Nina Simone, later in life, in “What Happened, Miss Simone?” (Photo courtesy of Gerrit de Bruin/Netflix)
Towards the end of What Happened, Miss Simone? sits an interview conducted with Nina in the 1980s in which she states that she doesn’t regret being part of the Civil Rights Movement, which she claims is nonexistent at the time. However, “some of the songs I sang have hurt my career. All the controversial songs, the industry decided to punish me for and they put a boycott on my records. It’s hard for me to incorporate those songs anymore because they are not relevant to the times.”
Scenes like these are the hardest to watch, but without them there would have been no need to make What Happened, Miss Simone?. With the race divide our country is facing right now, it’s become even more clear that Simone’s songs remains relevant to the times.
Kendrick Lamar, Killer Mike, Lauryn Hill, Common and John Legend, J. Cole, and just this week in light of the Charleston shootings, Kanye West have served as musical voices in the chapter of the Civil Rights story that’s playing out, violently, right now.
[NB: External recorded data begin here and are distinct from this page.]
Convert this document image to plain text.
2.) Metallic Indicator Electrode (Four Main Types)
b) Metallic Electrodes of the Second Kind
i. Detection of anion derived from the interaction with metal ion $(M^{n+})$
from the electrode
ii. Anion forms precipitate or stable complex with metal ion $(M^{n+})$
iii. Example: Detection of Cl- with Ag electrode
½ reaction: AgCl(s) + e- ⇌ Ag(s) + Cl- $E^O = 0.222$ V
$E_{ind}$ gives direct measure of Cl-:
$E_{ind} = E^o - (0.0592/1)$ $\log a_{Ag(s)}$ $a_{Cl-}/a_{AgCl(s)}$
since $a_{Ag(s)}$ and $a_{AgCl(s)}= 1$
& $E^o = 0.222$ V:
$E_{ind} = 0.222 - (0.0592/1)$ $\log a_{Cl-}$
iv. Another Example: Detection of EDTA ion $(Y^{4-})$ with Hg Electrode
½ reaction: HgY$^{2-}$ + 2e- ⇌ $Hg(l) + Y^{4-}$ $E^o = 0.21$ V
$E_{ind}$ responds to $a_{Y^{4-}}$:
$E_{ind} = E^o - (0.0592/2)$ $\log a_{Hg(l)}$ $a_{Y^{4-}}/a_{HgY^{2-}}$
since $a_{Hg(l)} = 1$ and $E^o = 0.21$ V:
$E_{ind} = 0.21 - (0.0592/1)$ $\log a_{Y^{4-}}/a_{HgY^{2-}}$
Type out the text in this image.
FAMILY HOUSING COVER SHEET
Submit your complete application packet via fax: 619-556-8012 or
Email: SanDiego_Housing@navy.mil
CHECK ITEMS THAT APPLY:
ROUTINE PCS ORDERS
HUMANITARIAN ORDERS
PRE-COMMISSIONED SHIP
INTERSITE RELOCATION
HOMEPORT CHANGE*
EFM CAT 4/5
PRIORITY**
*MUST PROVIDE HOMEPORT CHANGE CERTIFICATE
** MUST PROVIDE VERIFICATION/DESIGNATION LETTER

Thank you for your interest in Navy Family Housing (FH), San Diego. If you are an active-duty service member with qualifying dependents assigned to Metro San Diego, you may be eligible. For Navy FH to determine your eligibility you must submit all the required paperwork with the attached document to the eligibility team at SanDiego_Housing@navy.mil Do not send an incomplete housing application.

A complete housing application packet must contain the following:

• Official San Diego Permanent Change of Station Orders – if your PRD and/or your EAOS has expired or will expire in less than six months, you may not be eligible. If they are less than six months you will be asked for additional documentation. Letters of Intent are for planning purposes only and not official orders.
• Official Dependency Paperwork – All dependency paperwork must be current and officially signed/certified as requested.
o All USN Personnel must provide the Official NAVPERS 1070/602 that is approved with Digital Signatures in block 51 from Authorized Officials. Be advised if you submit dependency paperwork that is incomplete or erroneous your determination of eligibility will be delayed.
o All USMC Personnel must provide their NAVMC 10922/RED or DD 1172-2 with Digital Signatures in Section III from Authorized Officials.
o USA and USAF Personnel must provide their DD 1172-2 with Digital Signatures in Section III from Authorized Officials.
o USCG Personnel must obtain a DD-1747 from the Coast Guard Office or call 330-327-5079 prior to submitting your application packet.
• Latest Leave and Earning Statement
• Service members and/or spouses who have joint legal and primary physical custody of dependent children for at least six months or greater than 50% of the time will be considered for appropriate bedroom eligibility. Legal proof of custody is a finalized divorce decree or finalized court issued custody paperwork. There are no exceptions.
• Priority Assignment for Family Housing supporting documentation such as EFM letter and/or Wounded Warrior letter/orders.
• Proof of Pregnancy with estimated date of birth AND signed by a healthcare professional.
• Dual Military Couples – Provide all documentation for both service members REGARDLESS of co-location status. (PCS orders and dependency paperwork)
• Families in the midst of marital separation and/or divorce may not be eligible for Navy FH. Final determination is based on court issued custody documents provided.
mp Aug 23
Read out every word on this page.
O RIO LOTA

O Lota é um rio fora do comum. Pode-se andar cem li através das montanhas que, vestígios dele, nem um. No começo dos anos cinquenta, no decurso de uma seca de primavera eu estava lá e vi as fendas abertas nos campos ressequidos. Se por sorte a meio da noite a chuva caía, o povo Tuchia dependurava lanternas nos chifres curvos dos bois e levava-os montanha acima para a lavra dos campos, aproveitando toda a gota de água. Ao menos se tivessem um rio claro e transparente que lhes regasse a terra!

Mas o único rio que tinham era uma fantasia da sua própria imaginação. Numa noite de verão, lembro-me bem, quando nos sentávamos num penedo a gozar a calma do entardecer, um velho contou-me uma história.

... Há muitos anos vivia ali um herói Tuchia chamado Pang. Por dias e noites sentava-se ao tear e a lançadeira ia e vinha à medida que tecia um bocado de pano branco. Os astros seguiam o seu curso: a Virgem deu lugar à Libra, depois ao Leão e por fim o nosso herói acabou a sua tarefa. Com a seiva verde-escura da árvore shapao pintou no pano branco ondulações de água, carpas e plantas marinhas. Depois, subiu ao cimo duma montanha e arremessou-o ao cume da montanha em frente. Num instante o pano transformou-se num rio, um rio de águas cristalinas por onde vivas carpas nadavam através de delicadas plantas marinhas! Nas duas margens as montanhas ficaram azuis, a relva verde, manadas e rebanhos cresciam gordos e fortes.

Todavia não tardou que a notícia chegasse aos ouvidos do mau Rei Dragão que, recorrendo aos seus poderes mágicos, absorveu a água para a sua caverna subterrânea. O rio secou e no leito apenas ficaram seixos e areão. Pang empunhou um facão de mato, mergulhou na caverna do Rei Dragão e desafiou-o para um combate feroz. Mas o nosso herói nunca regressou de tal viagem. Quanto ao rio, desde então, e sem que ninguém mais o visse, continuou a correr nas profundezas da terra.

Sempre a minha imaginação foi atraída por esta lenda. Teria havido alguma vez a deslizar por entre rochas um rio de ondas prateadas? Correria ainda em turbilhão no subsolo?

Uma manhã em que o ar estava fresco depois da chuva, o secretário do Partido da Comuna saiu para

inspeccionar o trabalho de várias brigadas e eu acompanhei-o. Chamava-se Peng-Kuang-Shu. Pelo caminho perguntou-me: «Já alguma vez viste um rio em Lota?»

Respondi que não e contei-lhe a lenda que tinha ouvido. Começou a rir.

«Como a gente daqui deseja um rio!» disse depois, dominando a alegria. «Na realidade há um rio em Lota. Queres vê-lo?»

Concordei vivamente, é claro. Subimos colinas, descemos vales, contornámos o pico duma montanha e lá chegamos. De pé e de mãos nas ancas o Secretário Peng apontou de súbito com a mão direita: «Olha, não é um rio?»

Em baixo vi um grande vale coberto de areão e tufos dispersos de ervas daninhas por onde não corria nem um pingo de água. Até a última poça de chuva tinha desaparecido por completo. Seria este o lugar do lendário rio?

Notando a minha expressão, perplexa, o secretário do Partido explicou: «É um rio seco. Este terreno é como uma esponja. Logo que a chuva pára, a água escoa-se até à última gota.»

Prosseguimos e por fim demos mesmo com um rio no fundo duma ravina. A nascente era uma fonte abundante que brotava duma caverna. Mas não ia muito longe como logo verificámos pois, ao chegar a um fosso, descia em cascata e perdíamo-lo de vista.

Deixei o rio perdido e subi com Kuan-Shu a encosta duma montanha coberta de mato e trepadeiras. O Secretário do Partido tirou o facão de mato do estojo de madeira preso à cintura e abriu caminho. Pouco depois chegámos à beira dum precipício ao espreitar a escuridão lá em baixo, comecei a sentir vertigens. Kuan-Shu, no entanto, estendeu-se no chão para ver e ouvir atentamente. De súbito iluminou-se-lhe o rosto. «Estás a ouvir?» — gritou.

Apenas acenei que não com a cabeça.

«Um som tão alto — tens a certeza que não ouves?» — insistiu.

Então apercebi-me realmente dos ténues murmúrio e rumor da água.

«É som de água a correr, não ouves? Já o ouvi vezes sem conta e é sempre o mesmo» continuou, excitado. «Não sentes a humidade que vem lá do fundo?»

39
Their efforts are not to be diminished, but there’s nothing to rival the sense of activism that permeated Simone’s work and life. As her daughter Lisa notes in the film, political tragedy sustained Simone — a quality that defines ‘Nuff Said, where her rage and sadness over MLK translates into one of her most dynamic live performances ever recorded. And this being Nina Simone, that’s no easy feat.
We need more radical black art to emerge right now — overtly political music that forces the white mainstream to see the world through someone else’s eyes, risk of audience alienation be damned. Lamar’s To Pimp A Butterfly or Cole’s “Be Free” feel like just the beginning in comparison to the sacrifices Simone made, as evidenced with great detail in What Happened, Miss Simone?.